Türk alfabesini kabul ederek 28 Mayıs 1918’de kurulan ilk laik demokrat Türk Devleti olan Azerbaycan Demokratik Cumhuriyeti kurucusu Mehmet Emin Resulzade’ye Atatürk’ün gönderdiği mesaj şöyledir;

“Mehemed, Emin Bey, men dünyaya senden üç sene erken göz açmışam. Ancag bütün Türk alemine Türkün iştigal bayrağını sen galdırmışsan ve bayrag enmesin deye, men senin elinden alıp Türkiye üzerinde dalgalandırmışam. Enmez demişsen bu bayrag, enmeyecektir.”

“Azerbaycan’ın elemi, bizim elemimizdir; hoşbahtlığı, bizim hoşbahtlığımızdır.” demiştir, Atatürk’ümüz.

Lozan Antlaşması’nın mürekkebi kurumadan, ülkede hâlâ dumanlar tüterken, Atatürk’ün Almanya ve İtalya’yı işaret ederek bir ikinci dünya savaşı çıkacağı olasılığını gözardı etmeyin diyerek kabineyi uyarması bir kehanet değil, onun zekâsının parıltılarıdır. Türk dünyası hakkında söyledikleri de…

Cumhuriyet’in 10. Yılı olan 1933’te bir söyleşi sırasında şöyle der;

“Bugün Sovyetler Birliği dostumuzdur, komşumuzdur, müttefikimizdir. Fakat o da tıpkı Avusturya-Macaristan İmparatorluğu gibi dağılabilir. Sovyetler Birliği’nin dağılmasıyla elinde sımsıkı tuttuğu uluslar avuçlarından kaçabilirler.
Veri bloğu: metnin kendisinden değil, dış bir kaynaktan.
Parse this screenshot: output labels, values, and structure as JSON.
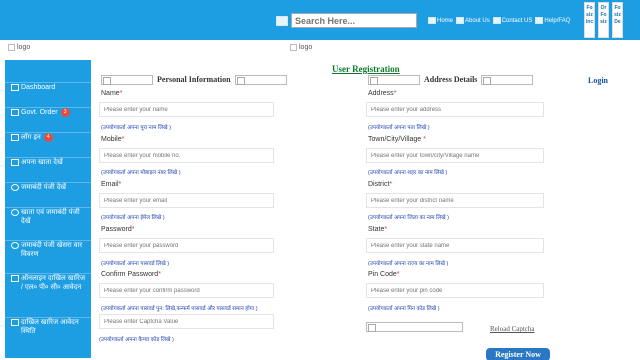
{
  "header": {
    "search_placeholder": "Search Here...",
    "links": [
      "Home",
      "About Us",
      "Contact US",
      "Help/FAQ"
    ],
    "side_tabs": [
      "Fo\nsiz\ninc",
      "Or\nFo\nsiz",
      "Fo\nsiz\nDe"
    ],
    "logo_alt_left": "logo",
    "logo_alt_center": "logo"
  },
  "sidebar": {
    "items": [
      {
        "label": "Dashboard",
        "badge": null,
        "icon": "dashboard-icon"
      },
      {
        "label": "Govt. Order",
        "badge": "3",
        "icon": "document-icon"
      },
      {
        "label": "लॉग इन",
        "badge": "4",
        "icon": "list-icon"
      },
      {
        "label": "अपना खाता देखें",
        "badge": null,
        "icon": "list-icon"
      },
      {
        "label": "जमाबंदी पंजी देखें",
        "badge": null,
        "icon": "eye-icon"
      },
      {
        "label": "खाता एवं जमाबंदी पंजी देखें",
        "badge": null,
        "icon": "eye-icon"
      },
      {
        "label": "जमाबंदी पंजी खेसरा वार विवरण",
        "badge": null,
        "icon": "eye-icon"
      },
      {
        "label": "ऑनलाइन दाखिल खारिज / एल० पी० सी० आवेदन",
        "badge": null,
        "icon": "edit-icon"
      },
      {
        "label": "दाखिल खारिज आवेदन स्थिति",
        "badge": null,
        "icon": "list-icon"
      }
    ]
  },
  "main": {
    "title": "User Registration",
    "login_label": "Login",
    "personal_heading": "Personal Information",
    "address_heading": "Address Details",
    "personal_fields": [
      {
        "label": "Name",
        "placeholder": "Please enter your name",
        "hint": "(उपयोगकर्ता अपना पूरा नाम लिखे )"
      },
      {
        "label": "Mobile",
        "placeholder": "Please enter your mobile no.",
        "hint": "(उपयोगकर्ता अपना मोबाइल नंबर लिखे )"
      },
      {
        "label": "Email",
        "placeholder": "Please enter your email",
        "hint": "(उपयोगकर्ता अपना ईमेल लिखे )"
      },
      {
        "label": "Password",
        "placeholder": "Please enter your password",
        "hint": "(उपयोगकर्ता अपना पासवर्ड लिखे )"
      },
      {
        "label": "Confirm Password",
        "placeholder": "Please enter your confirm password",
        "hint": "(उपयोगकर्ता अपना पासवर्ड पुन: लिखे,कन्फर्म पासवर्ड और पासवर्ड समान होगा )"
      }
    ],
    "address_fields": [
      {
        "label": "Address",
        "placeholder": "Please enter your address",
        "hint": "(उपयोगकर्ता अपना पता लिखे )"
      },
      {
        "label": "Town/City/Village",
        "placeholder": "Please enter your town/city/Village name",
        "hint": "(उपयोगकर्ता अपना शहर का नाम लिखे )"
      },
      {
        "label": "District",
        "placeholder": "Please enter your district name",
        "hint": "(उपयोगकर्ता अपना जिला का नाम लिखे )"
      },
      {
        "label": "State",
        "placeholder": "Please enter your state name",
        "hint": "(उपयोगकर्ता अपना राज्य का नाम लिखे )"
      },
      {
        "label": "Pin Code",
        "placeholder": "Please enter your pin code",
        "hint": "(उपयोगकर्ता अपना पिन कोड लिखे )"
      }
    ],
    "captcha": {
      "placeholder": "Please enter Captcha Value",
      "hint": "(उपयोगकर्ता अपना कैप्चा कोड लिखे )",
      "reload_label": "Reload Captcha"
    },
    "register_label": "Register Now"
  }
}
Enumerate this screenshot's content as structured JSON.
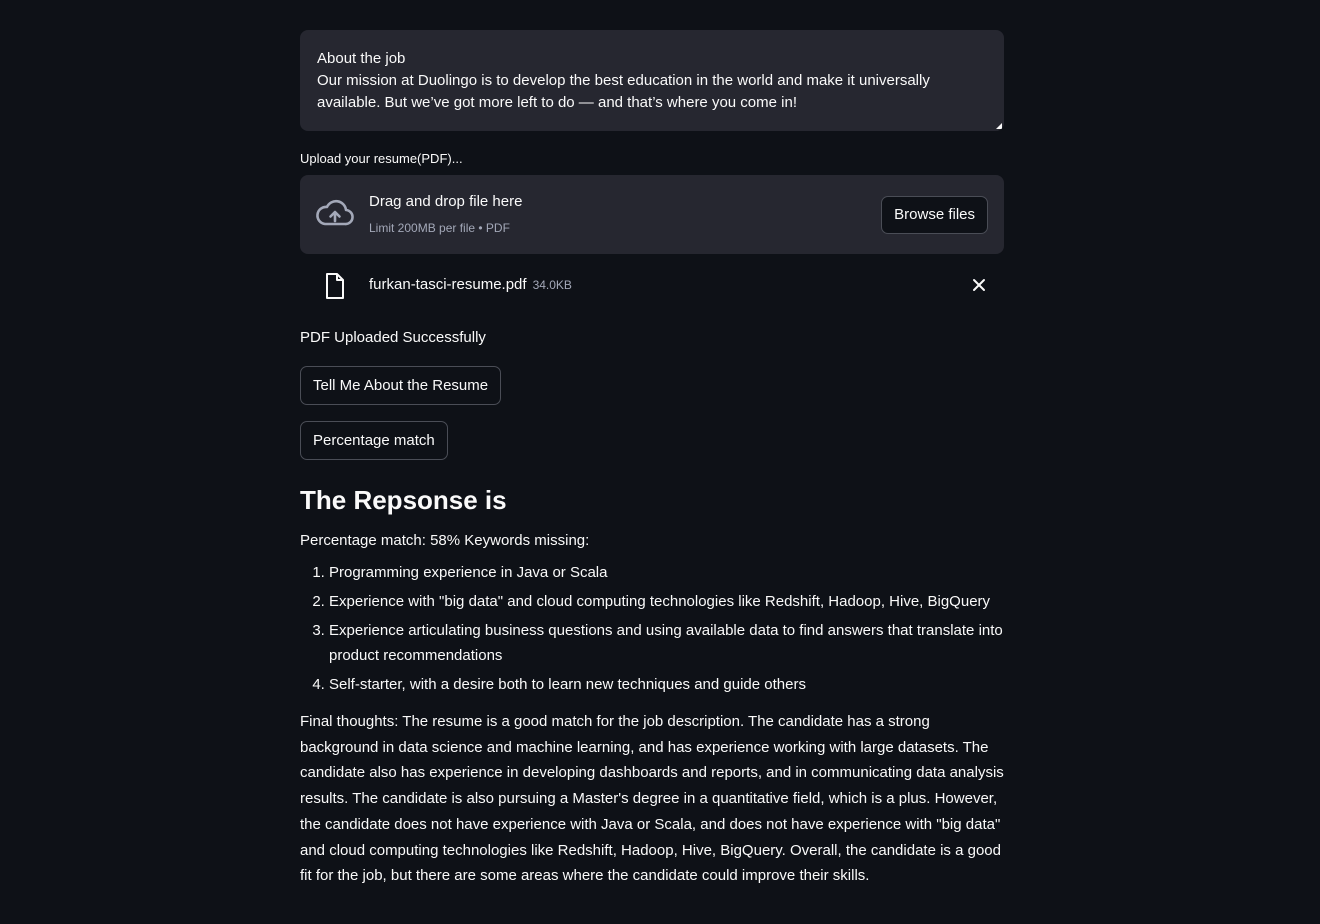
{
  "job_description": {
    "line1": "About the job",
    "line2": "Our mission at Duolingo is to develop the best education in the world and make it universally",
    "line3": "available. But we’ve got more left to do — and that’s where you come in!"
  },
  "uploader": {
    "label": "Upload your resume(PDF)...",
    "drop_title": "Drag and drop file here",
    "drop_limit": "Limit 200MB per file • PDF",
    "browse_label": "Browse files",
    "file_name": "furkan-tasci-resume.pdf",
    "file_size": "34.0KB"
  },
  "status": "PDF Uploaded Successfully",
  "buttons": {
    "tell_me": "Tell Me About the Resume",
    "percentage": "Percentage match"
  },
  "response": {
    "heading": "The Repsonse is",
    "summary": "Percentage match: 58% Keywords missing:",
    "keywords": [
      "Programming experience in Java or Scala",
      "Experience with \"big data\" and cloud computing technologies like Redshift, Hadoop, Hive, BigQuery",
      "Experience articulating business questions and using available data to find answers that translate into product recommendations",
      "Self-starter, with a desire both to learn new techniques and guide others"
    ],
    "final": "Final thoughts: The resume is a good match for the job description. The candidate has a strong background in data science and machine learning, and has experience working with large datasets. The candidate also has experience in developing dashboards and reports, and in communicating data analysis results. The candidate is also pursuing a Master's degree in a quantitative field, which is a plus. However, the candidate does not have experience with Java or Scala, and does not have experience with \"big data\" and cloud computing technologies like Redshift, Hadoop, Hive, BigQuery. Overall, the candidate is a good fit for the job, but there are some areas where the candidate could improve their skills."
  },
  "icons": {
    "upload": "cloud-upload-icon",
    "file": "file-icon",
    "remove": "close-icon"
  }
}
Dünya yeni bir dengeye ulaşabilir. İşte o zaman Türkiye ne yapacağını bilmelidir. Bizim bu dostumuzun idaresinde dili bir, inancı bir, özü bir kardeşlerimiz vardır. Onlara sahip çıkmaya hazır olmalıyız. Uluslar buna nasıl hazırlanır? Manevi köprülerini sağlam tutarak. Dil bir köprüdür, inanç bir köprüdür, tarih bir köprüdür. Köklerimize inmeli ve olayların böldüğü tarihimizin içinde bütünleşmeliyiz. Onların bize yaklaşmasını bekleyemeyiz. Bizim onlara yaklaşmamız gereklidir.”

Mustafa Kemal Atatürk, 1933 yılında Mısır Büyükelçisi’ne, Çankaya sırtlarından doğmakta olan güneşi göstererek öngörüsünü tekrarlamıştır:

“Doğudan şimdi doğacak olan güneşe bakınız! Bugün, günün ağardığını nasıl görüyorsam, uzaktan bütün doğu uluslarının da uyanışını öyle görüyorum. Bağımsızlık ve özgürlüğüne daha çok kardeş ulus vardır. Onların yeniden doğuşları, kuşkusuz ki ilerlemeye ve gönence yönelmiş olarak gerçekleşecektir. Bu uluslar, bütün güçlüklere ve engellere karşın, bunları yenecekler ve kendilerini bekleyen geleceğe ulaşacaklardır. Sömürgecilik ve emperyalizm yeryüzünden yok olacak ve yerlerini, uluslar arasında hiçbir renk, din ve ırk farkı gözetmeyen yeni bir uyum ve işbirliği çağı olacaktır.